A alegação foi repetida por Bolsonaro no dia 6 de maio, em transmissão ao vivo pelas redes sociais. “Vai ter voto impresso em 2022 e ponto final. Não vou nem falar mais nada. (…) Se não tiver voto impresso, sinal de que não vai ter a eleição. Acho que o recado está dado”, afirmou.

Na última quinta-feira (22), o Estadão revelou que o general Braga Netto, ministro da Defesa, ameaçou a realização das eleições de 2022 caso a PEC do voto impresso não seja aprovada pelo Congresso. Braga Netto teria enviado o recado ao presidente da Câmara, Arthur Lira (PP-AL), no último dia 8. No mesmo dia, em encontro com apoiadores no Palácio Alvorada, o presidente Jair Bolsonaro (sem partido) repetiu a ameaça publicamente. “Ou fazemos eleições limpas no Brasil ou não temos eleições”, disse.

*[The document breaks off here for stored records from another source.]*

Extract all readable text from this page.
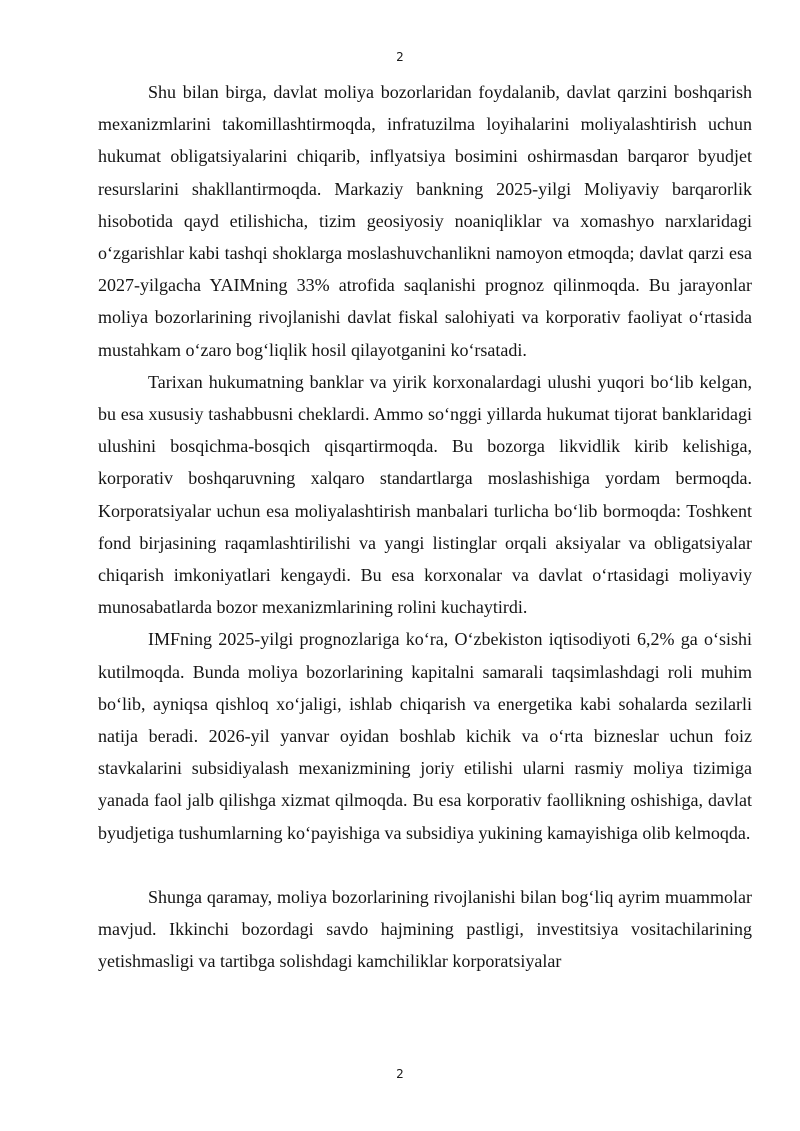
2

Shu bilan birga, davlat moliya bozorlaridan foydalanib, davlat qarzini boshqarish mexanizmlarini takomillashtirmoqda, infratuzilma loyihalarini moliyalashtirish uchun hukumat obligatsiyalarini chiqarib, inflyatsiya bosimini oshirmasdan barqaror byudjet resurslarini shakllantirmoqda. Markaziy bankning 2025-yilgi Moliyaviy barqarorlik hisobotida qayd etilishicha, tizim geosiyosiy noaniqliklar va xomashyo narxlaridagi o‘zgarishlar kabi tashqi shoklarga moslashuvchanlikni namoyon etmoqda; davlat qarzi esa 2027-yilgacha YAIMning 33% atrofida saqlanishi prognoz qilinmoqda. Bu jarayonlar moliya bozorlarining rivojlanishi davlat fiskal salohiyati va korporativ faoliyat o‘rtasida mustahkam o‘zaro bog‘liqlik hosil qilayotganini ko‘rsatadi.

Tarixan hukumatning banklar va yirik korxonalardagi ulushi yuqori bo‘lib kelgan, bu esa xususiy tashabbusni cheklardi. Ammo so‘nggi yillarda hukumat tijorat banklaridagi ulushini bosqichma-bosqich qisqartirmoqda. Bu bozorga likvidlik kirib kelishiga, korporativ boshqaruvning xalqaro standartlarga moslashishiga yordam bermoqda. Korporatsiyalar uchun esa moliyalashtirish manbalari turlicha bo‘lib bormoqda: Toshkent fond birjasining raqamlashtirilishi va yangi listinglar orqali aksiyalar va obligatsiyalar chiqarish imkoniyatlari kengaydi. Bu esa korxonalar va davlat o‘rtasidagi moliyaviy munosabatlarda bozor mexanizmlarining rolini kuchaytirdi.

IMFning 2025-yilgi prognozlariga ko‘ra, O‘zbekiston iqtisodiyoti 6,2% ga o‘sishi kutilmoqda. Bunda moliya bozorlarining kapitalni samarali taqsimlashdagi roli muhim bo‘lib, ayniqsa qishloq xo‘jaligi, ishlab chiqarish va energetika kabi sohalarda sezilarli natija beradi. 2026-yil yanvar oyidan boshlab kichik va o‘rta bizneslar uchun foiz stavkalarini subsidiyalash mexanizmining joriy etilishi ularni rasmiy moliya tizimiga yanada faol jalb qilishga xizmat qilmoqda. Bu esa korporativ faollikning oshishiga, davlat byudjetiga tushumlarning ko‘payishiga va subsidiya yukining kamayishiga olib kelmoqda.

Shunga qaramay, moliya bozorlarining rivojlanishi bilan bog‘liq ayrim muammolar mavjud. Ikkinchi bozordagi savdo hajmining pastligi, investitsiya vositachilarining yetishmasligi va tartibga solishdagi kamchiliklar korporatsiyalar

2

Liberdade de expressão no Brasil

O Brasil tinha uma classificação como “aberto” à liberdade de expressão até 2015. De 2016 a 2018, caiu para a classificação “menos restrita”. Em 2019 e 2020, a classificação brasileira passou a ser “restrita” para a liberdade de expressão. 

Segundo o documento, houve 254 violações contra comunicadores e jornalistas no ano passado no Brasil. Destas, quase 50% (123 violações) foram perpetradas por agentes públicos, enquanto 18% (46 casos) eram racistas, sexistas ou tendenciosas contra lésbicas, gays, bissexuais, transgêneros, pessoas queer e intersex (LGBTQI +).

Houve 20 casos de violações graves, como assassinatos, tentativas de assassinato e ameaças de morte em 2020 contra estes profissionais, segundo a ONG. 

Além disso, a ONG detectou um aumento das ameaças contra mulheres, negros e jornalistas LGBTQI +, bem como contra os meios de comunicação que cobrem questões de direitos humanos e ambientais. Das 254 violações observadas em 2020, pelo menos 83 (33%) foram perpetradas online, com mulheres atacadas de forma desproporcional.

Em 2020, a ONG Artigo 19 registrou 464 declarações públicas feitas por Bolsonaro, seus ministros ou seus conselheiros próximos que atacaram ou deslegitimam jornalistas e seu trabalho. As violações lideradas por Bolsonaro e seus apoiadores, segundo o relatório, acabam encorajando ataques de autoridades locais contra a imprensa. 

“Este nível de agressão pública não foi visto desde o fim da ditadura militar”, diz o relatório.